Rate limits are set per agent token, enforced at the proxy:

bash

ks token create \
  --name production-agent \
  --providers openai,anthropic \
  --rate-limit 60/minute

The proxy uses sliding window counters backed by Upstash Redis. When the limit is hit, the proxy returns 429 Too Many Requests with a Retry-After header. The agent (or its framework) can respect the header and wait, rather than hammering the provider.

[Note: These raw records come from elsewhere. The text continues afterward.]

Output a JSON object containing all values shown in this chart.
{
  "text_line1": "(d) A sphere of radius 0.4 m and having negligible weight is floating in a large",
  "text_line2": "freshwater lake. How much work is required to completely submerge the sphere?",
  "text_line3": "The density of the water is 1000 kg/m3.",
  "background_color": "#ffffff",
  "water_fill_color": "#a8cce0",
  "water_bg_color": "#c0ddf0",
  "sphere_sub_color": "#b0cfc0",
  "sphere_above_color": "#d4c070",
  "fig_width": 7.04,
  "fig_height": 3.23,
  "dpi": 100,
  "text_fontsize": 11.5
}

You can also set per-provider limits within a single token:

typescript

const token = await ks.tokens.create({
  name: "production-agent",
  providers: [
    { name: "openai", rateLimit: { requests: 100, window: "minute" } },
    { name: "anthropic", rateLimit: { requests: 30, window: "minute" } },
  ],
});

This reflects reality: Anthropic allows fewer requests at equivalent spend, so your rate limit should be proportionally lower.

Budgets

Budgets set a dollar ceiling per period:

bash

ks token create \
  --name production-agent \
  --providers openai,anthropic \
  --budget 50 \
  --budget-period daily

The proxy estimates cost per request based on provider pricing (token counts for LLMs, per-request costs for other APIs) and maintains a running total. When the total exceeds the budget, subsequent requests are rejected.

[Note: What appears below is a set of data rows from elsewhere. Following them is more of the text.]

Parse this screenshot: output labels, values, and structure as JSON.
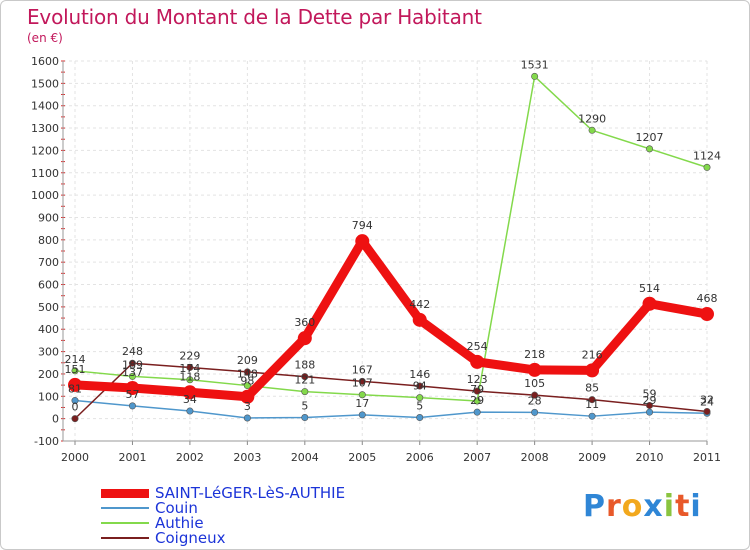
{
  "title": "Evolution du Montant de la Dette par Habitant",
  "unit": "(en €)",
  "logo": "Proxiti",
  "chart_data": {
    "type": "line",
    "x": [
      "2000",
      "2001",
      "2002",
      "2003",
      "2004",
      "2005",
      "2006",
      "2007",
      "2008",
      "2009",
      "2010",
      "2011"
    ],
    "ylim": [
      -100,
      1600
    ],
    "yticks": [
      -100,
      0,
      100,
      200,
      300,
      400,
      500,
      600,
      700,
      800,
      900,
      1000,
      1100,
      1200,
      1300,
      1400,
      1500,
      1600
    ],
    "grid": true,
    "legend_position": "bottom-left",
    "series": [
      {
        "name": "SAINT-LéGER-LèS-AUTHIE",
        "color": "#ee1111",
        "values": [
          151,
          137,
          118,
          98,
          360,
          794,
          442,
          254,
          218,
          216,
          514,
          468
        ],
        "labels": [
          "151",
          "137",
          "118",
          "98",
          "360",
          "794",
          "442",
          "254",
          "218",
          "216",
          "514",
          "468"
        ]
      },
      {
        "name": "Couin",
        "color": "#4f97cc",
        "values": [
          81,
          57,
          34,
          3,
          5,
          17,
          5,
          29,
          28,
          11,
          29,
          24
        ],
        "labels": [
          "81",
          "57",
          "34",
          "3",
          "5",
          "17",
          "5",
          "29",
          "28",
          "11",
          "29",
          "24"
        ]
      },
      {
        "name": "Authie",
        "color": "#83d94b",
        "values": [
          214,
          189,
          174,
          148,
          121,
          107,
          94,
          79,
          1531,
          1290,
          1207,
          1124
        ],
        "labels": [
          "214",
          "189",
          "174",
          "148",
          "121",
          "107",
          "94",
          "79",
          "1531",
          "1290",
          "1207",
          "1124"
        ]
      },
      {
        "name": "Coigneux",
        "color": "#7a1f1f",
        "values": [
          0,
          248,
          229,
          209,
          188,
          167,
          146,
          123,
          105,
          85,
          59,
          32
        ],
        "labels": [
          "0",
          "248",
          "229",
          "209",
          "188",
          "167",
          "146",
          "123",
          "105",
          "85",
          "59",
          "32"
        ]
      }
    ]
  }
}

Configure alerts at multiple thresholds to get advance warning:

bash

ks token update production-agent \
  --budget-alert-threshold 50 \
  --budget-alert-threshold 80 \
  --budget-alert-email ops@yourcompany.com

Circuit Breaker Pattern

For teams that want more sophisticated protection, rate limits and budgets work together as a circuit breaker. Consider a contract analysis agent --- the kind that generated $1,410 in charges from 47,000 API calls in 6 hours:

typescript

const token = await ks.tokens.create({
  name: "contract-analyzer",
  providers: ["openai"],
  rateLimit: { requests: 30, window: "minute" },
  budget: { amount: 25, period: "daily" },
});

At 30 requests per minute, even if every request costs $0.05 (a high estimate for GPT-5.2 completions), the maximum hourly spend is $90. But the $25 daily budget means the agent stops after roughly 500 requests regardless of rate. The rate limit prevents bursts; the budget prevents sustained drain.

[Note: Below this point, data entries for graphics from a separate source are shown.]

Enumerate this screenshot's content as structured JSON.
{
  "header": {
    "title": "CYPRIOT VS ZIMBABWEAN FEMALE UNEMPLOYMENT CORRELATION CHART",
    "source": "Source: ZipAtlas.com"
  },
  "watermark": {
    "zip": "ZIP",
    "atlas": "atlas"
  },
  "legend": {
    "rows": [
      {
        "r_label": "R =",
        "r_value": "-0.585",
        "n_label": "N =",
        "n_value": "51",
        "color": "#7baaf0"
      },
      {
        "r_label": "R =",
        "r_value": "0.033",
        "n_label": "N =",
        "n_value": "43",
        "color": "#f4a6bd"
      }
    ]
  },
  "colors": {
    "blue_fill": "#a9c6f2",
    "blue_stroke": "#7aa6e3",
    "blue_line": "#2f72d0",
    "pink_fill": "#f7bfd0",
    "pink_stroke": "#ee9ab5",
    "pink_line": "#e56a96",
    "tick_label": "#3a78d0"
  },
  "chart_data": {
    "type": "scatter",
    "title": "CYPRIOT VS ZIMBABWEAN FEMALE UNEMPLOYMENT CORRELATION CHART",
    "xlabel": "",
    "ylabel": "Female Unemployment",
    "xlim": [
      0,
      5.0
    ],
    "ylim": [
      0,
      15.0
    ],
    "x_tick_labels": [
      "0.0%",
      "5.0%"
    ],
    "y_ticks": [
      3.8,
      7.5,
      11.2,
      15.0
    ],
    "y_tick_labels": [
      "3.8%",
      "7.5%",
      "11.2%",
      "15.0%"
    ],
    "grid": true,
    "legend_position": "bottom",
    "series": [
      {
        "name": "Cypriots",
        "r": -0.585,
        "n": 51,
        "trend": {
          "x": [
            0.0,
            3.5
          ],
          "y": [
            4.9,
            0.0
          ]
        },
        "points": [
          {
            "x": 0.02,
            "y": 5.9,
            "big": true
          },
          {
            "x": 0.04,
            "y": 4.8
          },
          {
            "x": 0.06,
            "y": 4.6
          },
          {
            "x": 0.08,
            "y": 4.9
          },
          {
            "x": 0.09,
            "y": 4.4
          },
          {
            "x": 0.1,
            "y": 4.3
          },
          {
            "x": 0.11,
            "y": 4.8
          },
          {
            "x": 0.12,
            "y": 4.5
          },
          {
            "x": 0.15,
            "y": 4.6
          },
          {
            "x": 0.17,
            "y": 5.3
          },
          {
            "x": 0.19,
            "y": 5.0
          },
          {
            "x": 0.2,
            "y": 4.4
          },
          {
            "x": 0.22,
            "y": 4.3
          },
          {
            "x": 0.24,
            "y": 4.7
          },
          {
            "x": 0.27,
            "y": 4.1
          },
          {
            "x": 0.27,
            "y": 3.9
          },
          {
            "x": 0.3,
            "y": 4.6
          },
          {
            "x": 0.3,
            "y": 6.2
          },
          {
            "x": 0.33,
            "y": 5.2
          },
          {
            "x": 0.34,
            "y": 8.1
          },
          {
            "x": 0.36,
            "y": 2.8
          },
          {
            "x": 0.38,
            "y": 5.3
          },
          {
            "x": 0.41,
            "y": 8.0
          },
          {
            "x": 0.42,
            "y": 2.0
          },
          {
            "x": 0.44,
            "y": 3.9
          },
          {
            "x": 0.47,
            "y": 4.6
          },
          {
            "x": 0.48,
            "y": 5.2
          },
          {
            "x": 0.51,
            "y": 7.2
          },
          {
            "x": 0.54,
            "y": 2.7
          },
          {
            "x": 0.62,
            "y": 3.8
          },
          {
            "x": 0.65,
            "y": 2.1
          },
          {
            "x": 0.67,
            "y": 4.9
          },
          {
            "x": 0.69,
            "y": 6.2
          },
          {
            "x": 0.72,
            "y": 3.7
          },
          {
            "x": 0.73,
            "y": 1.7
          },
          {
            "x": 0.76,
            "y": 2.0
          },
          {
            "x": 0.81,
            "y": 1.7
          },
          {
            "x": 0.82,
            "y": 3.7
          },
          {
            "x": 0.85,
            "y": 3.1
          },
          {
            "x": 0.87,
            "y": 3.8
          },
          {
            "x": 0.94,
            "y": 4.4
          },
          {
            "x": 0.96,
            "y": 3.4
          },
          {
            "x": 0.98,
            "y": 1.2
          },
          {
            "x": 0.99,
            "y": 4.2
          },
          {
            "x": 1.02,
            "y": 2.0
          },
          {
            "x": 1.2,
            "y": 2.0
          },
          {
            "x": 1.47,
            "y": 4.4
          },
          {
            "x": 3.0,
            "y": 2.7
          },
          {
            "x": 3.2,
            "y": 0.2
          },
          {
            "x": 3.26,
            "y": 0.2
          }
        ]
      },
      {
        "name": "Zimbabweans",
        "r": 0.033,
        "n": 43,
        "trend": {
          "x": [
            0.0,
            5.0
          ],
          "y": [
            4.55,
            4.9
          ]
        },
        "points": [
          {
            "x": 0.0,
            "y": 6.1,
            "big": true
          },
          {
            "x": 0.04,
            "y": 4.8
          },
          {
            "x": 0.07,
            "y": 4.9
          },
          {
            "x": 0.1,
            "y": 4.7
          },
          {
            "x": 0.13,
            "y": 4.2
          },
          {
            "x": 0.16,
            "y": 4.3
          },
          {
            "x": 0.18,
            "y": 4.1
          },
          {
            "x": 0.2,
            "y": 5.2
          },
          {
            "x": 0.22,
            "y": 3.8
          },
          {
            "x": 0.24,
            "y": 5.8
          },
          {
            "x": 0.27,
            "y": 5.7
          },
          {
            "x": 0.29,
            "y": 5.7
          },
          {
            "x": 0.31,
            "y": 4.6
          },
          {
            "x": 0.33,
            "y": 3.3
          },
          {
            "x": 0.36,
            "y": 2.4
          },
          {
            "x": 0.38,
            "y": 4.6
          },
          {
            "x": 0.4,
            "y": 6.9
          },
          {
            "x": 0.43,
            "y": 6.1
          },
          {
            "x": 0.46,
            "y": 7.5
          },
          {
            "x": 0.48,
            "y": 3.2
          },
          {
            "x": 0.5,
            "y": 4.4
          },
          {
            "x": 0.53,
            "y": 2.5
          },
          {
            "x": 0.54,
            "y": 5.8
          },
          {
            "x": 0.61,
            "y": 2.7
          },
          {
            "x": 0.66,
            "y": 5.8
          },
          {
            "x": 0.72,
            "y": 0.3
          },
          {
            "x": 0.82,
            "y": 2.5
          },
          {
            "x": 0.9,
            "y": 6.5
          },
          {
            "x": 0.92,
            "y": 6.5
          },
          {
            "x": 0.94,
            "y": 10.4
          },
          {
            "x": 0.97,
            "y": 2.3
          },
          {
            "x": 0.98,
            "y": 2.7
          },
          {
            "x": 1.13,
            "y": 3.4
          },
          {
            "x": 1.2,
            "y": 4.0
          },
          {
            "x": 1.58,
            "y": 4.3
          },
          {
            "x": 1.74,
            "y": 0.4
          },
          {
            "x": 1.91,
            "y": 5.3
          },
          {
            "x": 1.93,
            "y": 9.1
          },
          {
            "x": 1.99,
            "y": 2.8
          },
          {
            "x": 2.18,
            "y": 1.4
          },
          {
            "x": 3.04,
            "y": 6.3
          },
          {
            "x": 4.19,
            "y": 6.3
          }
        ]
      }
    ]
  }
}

What This Looks Like in Practice

bash

ks token info production-agent

Name:         production-agent
Budget:       $50.00/daily
Used:         $18.40 (36.8%)
Remaining:    $31.60
Resets:       2026-03-06 00:00 UTC
Rate Limit:   60/minute
Current Rate: 22/minute (36.7%)

Real-time visibility, not end-of-month surprises. The $82,314 Gemini theft, the $47,000 recursive loop, the $1,410 contract analyzer --- each of these would have been stopped by a daily budget configured in a single command.

The average data breach costs $4.88 million (IBM/Ponemon, 2024). A daily budget costs one line of configuration. The math is not complicated.